You are craving a real spring dish? Then this recipe for vegan asparagus lemon pasta with ricotta will fit you just right. A light and fresh taste but still filling. It’s also wonderfully creamy because of the vegan ricotta. Just by thinking of that, we directly get hungry again.
We use green asparagus in this dish because it is more aromatic. It also can be stir-fried faster than white asparagus. And the green colour is also visually nicer. But in fact you can use both types. The most important thing is that you use the asparagus season before it is over, as it always is way too short.
The sauce is kept rather simple and purist. Actually, it’s all about olive oil and lemon juice. And the homemade plant-based ricotta cheese, which can for example be prepared the day before. Thus, this delicious, spring or early summer dish is very quickly on the table.

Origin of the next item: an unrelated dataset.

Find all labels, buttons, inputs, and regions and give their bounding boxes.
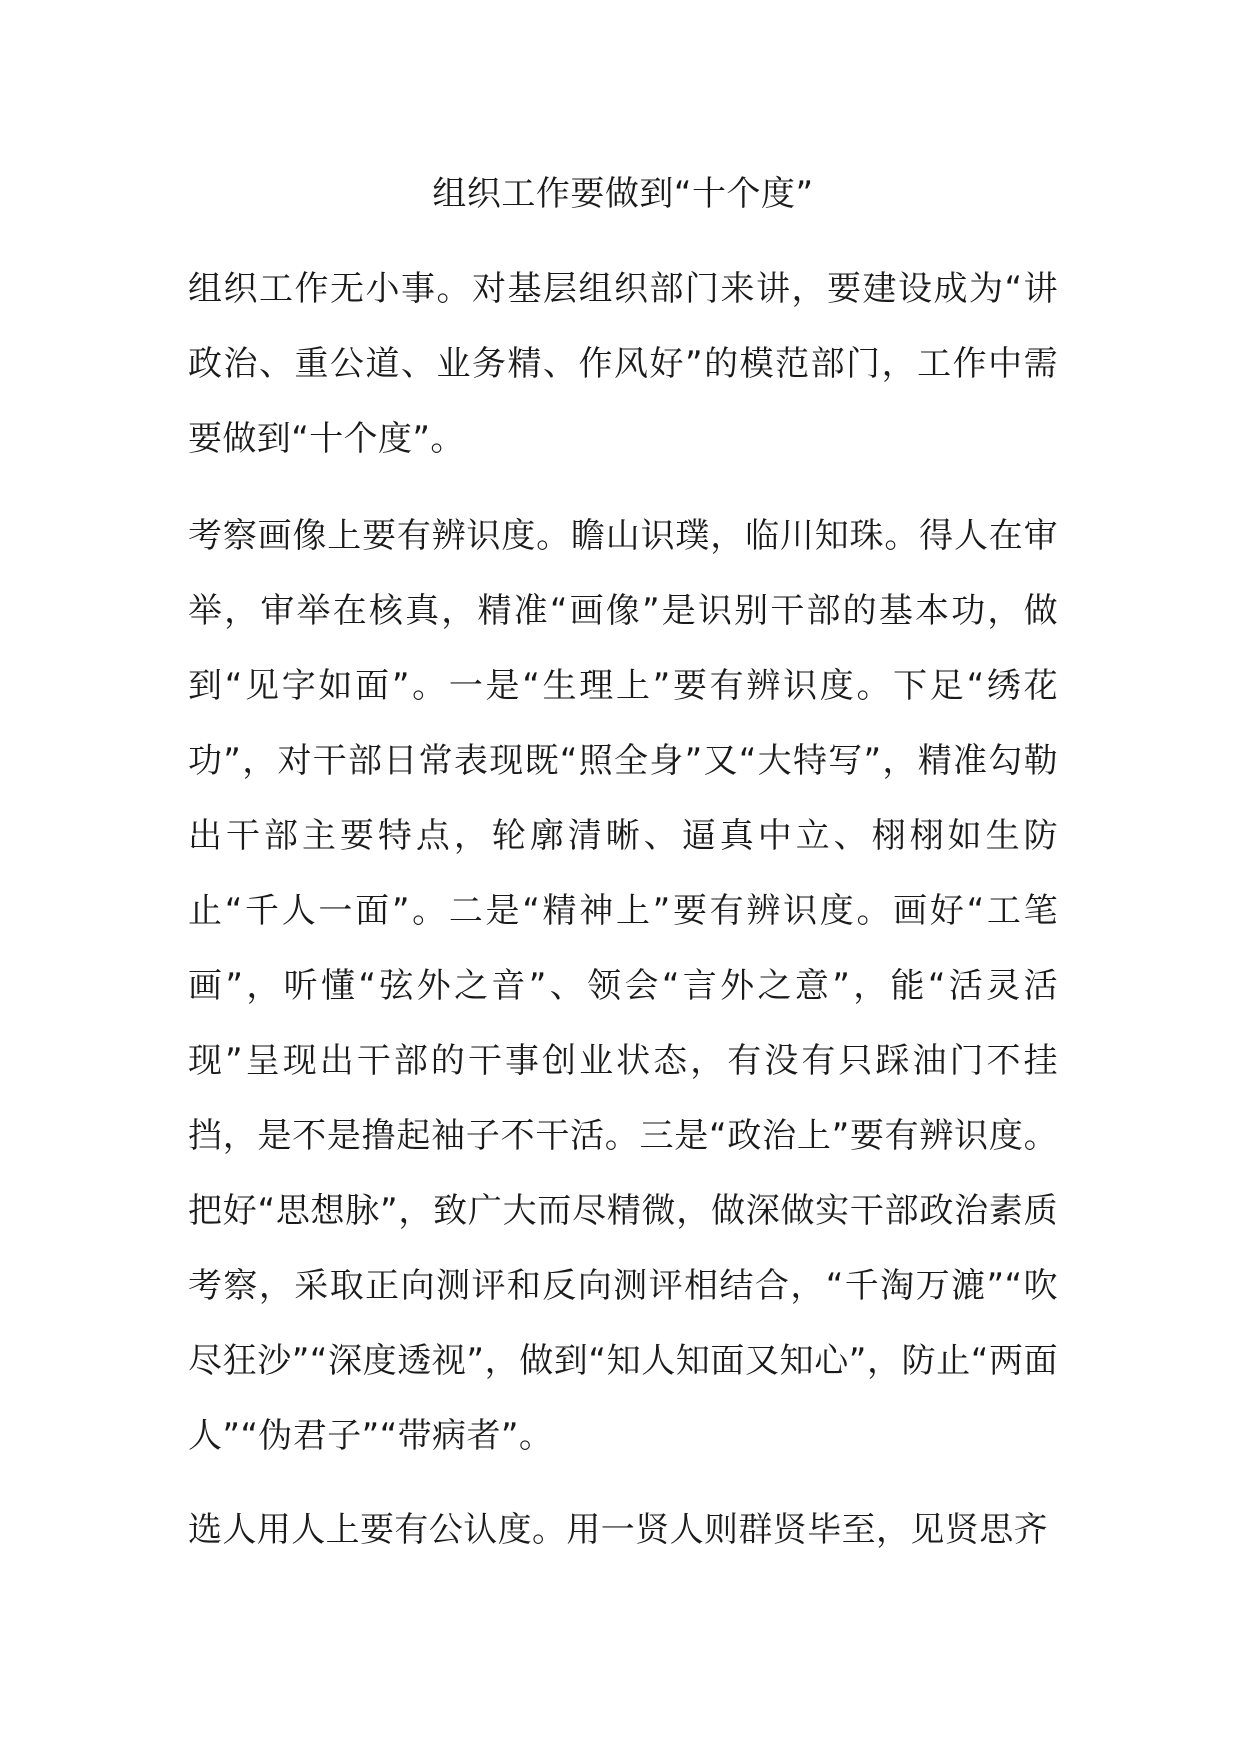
paragraph-selection-recognition: 选人用人上要有公认度。用一贤人则群贤毕至，见贤思齐 bbox=[188, 1510, 1048, 1550]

It’s therefore the perfect dinner for the weekday or as a quick lunch in between the weekend activities.
Vegan Asparagus Lemon Pasta with Ricotta
- 250 g pasta
- 1 organic lemon
- 300 g green asparagus
- 2 cloves garlic
- 5 tbsp olive oil
- 4 tbsp vegan ricotta
- chili flakes
- Cook the pasta according to package instructions in sufficient salted water. Drain and save some pasta cooking water.
- Meanwhile, cut the garlic cloves into thin slices. Remove the zest of the lemon using a grater and put it aside. Cut the woody ends off the asparagus. Cut off the asparagus tips as larger pieces, cut the remaining part of the asparagus into smaller pieces. Fry in a pan with 5 tablespoons of olive oil over medium heat for about 5 minutes. Add the garlic. Sauté for another 1-2 minutes.
- Add the noodles and deglaze everything with the juice of the lemon and a good dash of pasta cooking water. Season with salt, chilli flakes and lemon zest and serve with a dollop of vegan ricotta.